We are huge Chinese Food fans at our house. One of our favorite dinners is any kind of stir fry. We usually just throw whatever veggies we have on hand together with some chicken or shrimp. For this recipe, we stick to broccoli, mushrooms, onions, garlic, ginger, and chicken to keep it as close to take-out as possible. The sauce for this dish is unique and delicious. You will love this Better than Take-out Broccoli Chicken Stir Fry.
I got this recipe from my friend, Shanna, who got it from Natasha’s Kitchen. When she told me how much her family loves it and how unique the sauce was, I knew I had to try it right away. The only thing I didn’t have on hand was fresh ginger. I had to wait until the next time I went to the store to make it, so I could grab some fresh ginger. It was worth the wait. Fresh ginger is a very important flavor component in the sauce recipe.
If you don’t like mushrooms, no problem. Sub them out for some carrot ribbons (think rectangular slices of carrot), or for ease, grab some of those pre-shredded carrots from the produce section.
Served over jasmine rice, this Better than Take-out Broccoli Chicken Stir Fry is perfection. I can’t wait for your family to give it a try!
Our Favorite Chinese-Inspired Recipes
- Baked Sweet and Sour Chicken Thighs
- Easy Ham Fried Rice
- Easy Homemade Pot Stickers
- Teriyaki Chicken (SOOOOO GOOOD)
- Coconut Rice
- Three Ingredient Teriyaki Sauce
- Baked Honey Curry Chicken with Green Beans
Step-By-Step Pictures for how to make Better Than take-out Broccoli Chicken Stir Fry
Frequently Asked Questions about making Better than Take-out Broccoli Chicken Stir Fry
Can I use Frozen Broccoli instead of fresh broccoli?
This recipe is much better with fresh broccoli. If you don’t have it, frozen can do in a pinch. The fresh has a different consistency and will taste more like take-out.
If I don’t have Sesame Seed Oil, what can I substitute for it?
The sesame seed oil is used because of its unique flavor. There really isn’t any other oil that can give that flavor. If you have sesame seeds, you can toast some and add them to the finished product to still have a slight sesame flavor in the final dish.
can I use ground ginger instead of fresh ginger?
Fresh ginger has a much more aromatic and unique flavor than ground ginger. I highly recommend using fresh ginger. If you are unable to get some, you can substitute 1 tsp ground ginger for the fresh ginger in this recipe.
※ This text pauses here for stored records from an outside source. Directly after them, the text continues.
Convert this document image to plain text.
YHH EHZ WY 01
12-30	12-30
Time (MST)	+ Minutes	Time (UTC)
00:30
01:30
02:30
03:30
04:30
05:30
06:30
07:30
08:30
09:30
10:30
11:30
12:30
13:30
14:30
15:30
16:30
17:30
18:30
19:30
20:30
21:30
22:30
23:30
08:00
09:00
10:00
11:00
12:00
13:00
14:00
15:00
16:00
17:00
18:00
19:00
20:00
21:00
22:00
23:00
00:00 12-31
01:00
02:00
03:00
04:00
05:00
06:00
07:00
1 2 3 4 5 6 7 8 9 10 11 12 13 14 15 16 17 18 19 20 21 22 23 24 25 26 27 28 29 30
We don’t like mushrooms. can I sub something else?
The best substitution for mushrooms in this recipe is carrots. Thin ribbons or thin sticks of carrots like you find in the pre-shredded bags at the grocery store will work best. Just remember, they will cook quickly. So you don’t need to add them at the same time as the broccoli. Wait a few minutes.
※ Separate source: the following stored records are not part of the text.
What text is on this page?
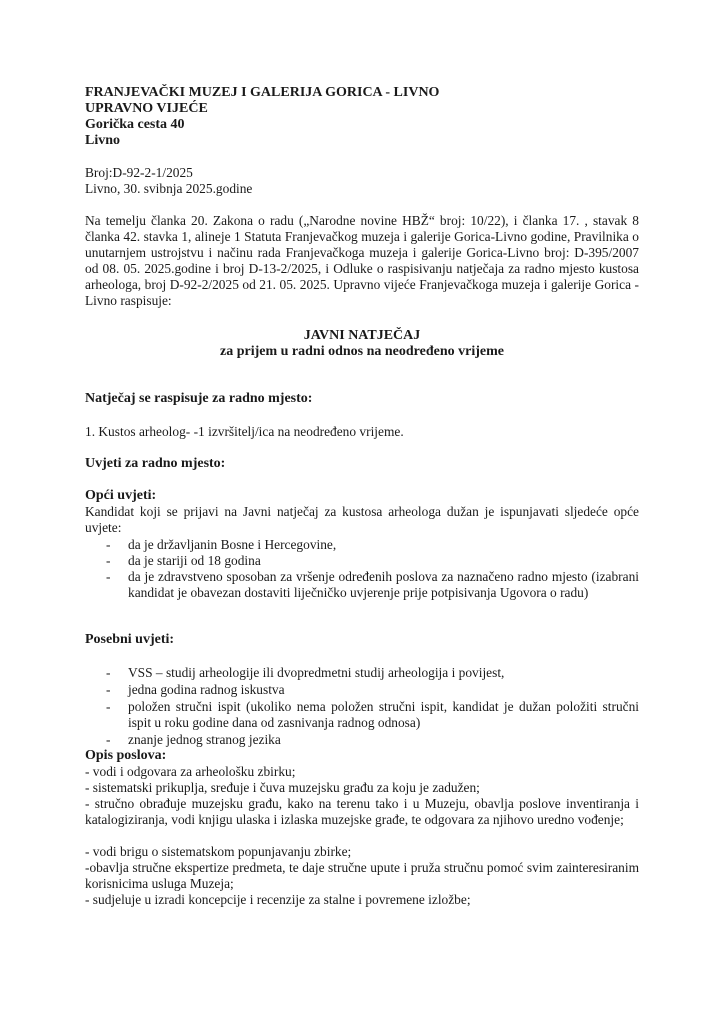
FRANJEVAČKI MUZEJ I GALERIJA GORICA - LIVNO

UPRAVNO VIJEĆE

Gorička cesta 40

Livno

Broj:D-92-2-1/2025

Livno, 30. svibnja 2025.godine

Na temelju članka 20. Zakona o radu („Narodne novine HBŽ“ broj: 10/22), i članka 17. , stavak 8 članka 42. stavka 1, alineje 1 Statuta Franjevačkog muzeja i galerije Gorica-Livno godine, Pravilnika o unutarnjem ustrojstvu i načinu rada Franjevačkoga muzeja i galerije Gorica-Livno broj: D-395/2007 od 08. 05. 2025.godine i broj D-13-2/2025, i Odluke o raspisivanju natječaja za radno mjesto kustosa arheologa, broj D-92-2/2025 od 21. 05. 2025. Upravno vijeće Franjevačkoga muzeja i galerije Gorica - Livno raspisuje:

JAVNI NATJEČAJ

za prijem u radni odnos na neodređeno vrijeme

Natječaj se raspisuje za radno mjesto:

1. Kustos arheolog- -1 izvršitelj/ica na neodređeno vrijeme.

Uvjeti za radno mjesto:

Opći uvjeti:

Kandidat koji se prijavi na Javni natječaj za kustosa arheologa dužan je ispunjavati sljedeće opće uvjete:

- da je državljanin Bosne i Hercegovine,

- da je stariji od 18 godina

- da je zdravstveno sposoban za vršenje određenih poslova za naznačeno radno mjesto (izabrani kandidat je obavezan dostaviti liječničko uvjerenje prije potpisivanja Ugovora o radu)

Posebni uvjeti:

- VSS – studij arheologije ili dvopredmetni studij arheologija i povijest,

- jedna godina radnog iskustva

- položen stručni ispit (ukoliko nema položen stručni ispit, kandidat je dužan položiti stručni ispit u roku godine dana od zasnivanja radnog odnosa)

- znanje jednog stranog jezika

Opis poslova:

- vodi i odgovara za arheološku zbirku;

- sistematski prikuplja, sređuje i čuva muzejsku građu za koju je zadužen;

- stručno obrađuje muzejsku građu, kako na terenu tako i u Muzeju, obavlja poslove inventiranja i katalogiziranja, vodi knjigu ulaska i izlaska muzejske građe, te odgovara za njihovo uredno vođenje;

- vodi brigu o sistematskom popunjavanju zbirke;

-obavlja stručne ekspertize predmeta, te daje stručne upute i pruža stručnu pomoć svim zainteresiranim korisnicima usluga Muzeja;

- sudjeluje u izradi koncepcije i recenzije za stalne i povremene izložbe;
What type of rice is best to serve this stir fry with?
We love to eat this with jasmine rice because it is perfect for stir fry. You can use long grain as well. Coconut Rice is another favorite and adds another level of deliciousness to stir-fry dishes.
how many people will this recipe serve?
This recipe will serve six adults. With a little leftover, it is plenty for my family of seven, three of which are eight and younger.
- 1 lb chicken breast, cut into 1-inch pieces
- 1 tbsp olive oil
- 1½ tsp sesame seed oil
- salt and pepper to season chicken (I use ½ tsp salt and ⅛ tsp pepper)
- 4-5 cups of fresh broccoli florets
- 1 medium-sized onion, cut into strips or diced
- 8 ounces of fresh mushrooms, thinly sliced
- 1 cup chicken broth
- 3 tbsp soy sauce
- 3 tbsp brown sugar, lightly packed (or honey)
- 1½ tbsp cornstarch
- 2 tsp fresh ginger, grated
- 2 tsp fresh garlic, crushed
- In a small or medium-sized bowl, prepare the sauce by whisking together the chicken broth, soy sauce, brown sugar, cornstarch, fresh ginger, and fresh garlic. Set aside.
- Heat the olive oil and sesame seed oil in a wok or large skillet for 1 minute before adding the chicken. Sauté the chicken in the oils until lightly browned and mostly cooked through.
- Add the broccoli, onions, and mushrooms and continue sautéing for 4-5 minutes.
- Give the sauce you set aside a quick whisk and pour it over the broccoli and chicken. Continue cooking for 3-5 more minutes until broccoli and mushrooms are tender and sauce is thickening.
- Serve immediately over jasmine rice. YUM!